Shares of Biogen fell by more than 3% after the announcement.
Biogen’s stock surged last month after the FDA approved the biotech company’s drug, the first medication cleared by U.S. regulators to slow cognitive decline in people living with Alzheimer’s and the first new medicine for the disease in nearly two decades.
That decision marked a departure from the advice of the agency’s independent panel of outside experts, who unexpectedly declined to endorse the drug last fall, citing unconvincing data. At least three members of the panel have resigned in protest following the agency’s approval.
Federal regulators faced intense pressure from friends and family members of Alzheimer’s patients asking to fast-track the drug, scientifically known as aducanumab. STAT News and other media outlets reported FDA officials used a regulatory shortcut to gain approval in order to get the drug on the market sooner.
Biogen’s drug targets a “sticky” compound in the brain known as beta-amyloid, which scientists expect plays a role in the devastating disease.

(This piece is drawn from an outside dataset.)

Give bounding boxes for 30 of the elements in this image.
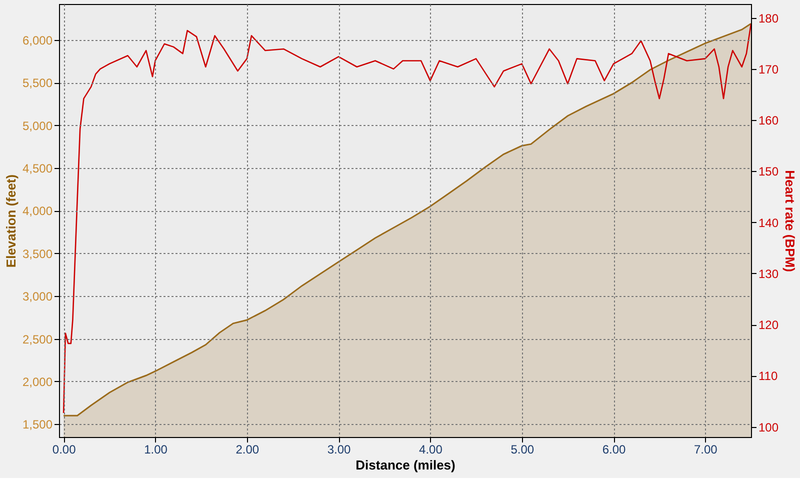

It’s rare for an FDA chief to call for an investigation into the agency’s own decisions. It’s the latest setback for the company and the drug, which has been controversial since it showed promise in 2016.
In March 2019, Biogen pulled development of the drug after an analysis from an independent group revealed it was unlikely to work. The company then shocked investors several months later by announcing it would seek regulatory approval for the medication after all.
When Biogen sought approval for the drug in late 2019, its scientists said a new analysis of a larger dataset showed aducanumab “reduced clinical decline in patients with early Alzheimer’s disease.”
Alzheimer’s experts and Wall Street analysts were immediately skeptical, with some wondering whether the clinical trial data was enough to prove the drug works and whether approval could make it harder for other companies to enroll patients in their own drug trials.
Some doctors have said they won’t prescribe aducanumab because of the mixed data package supporting the company’s application.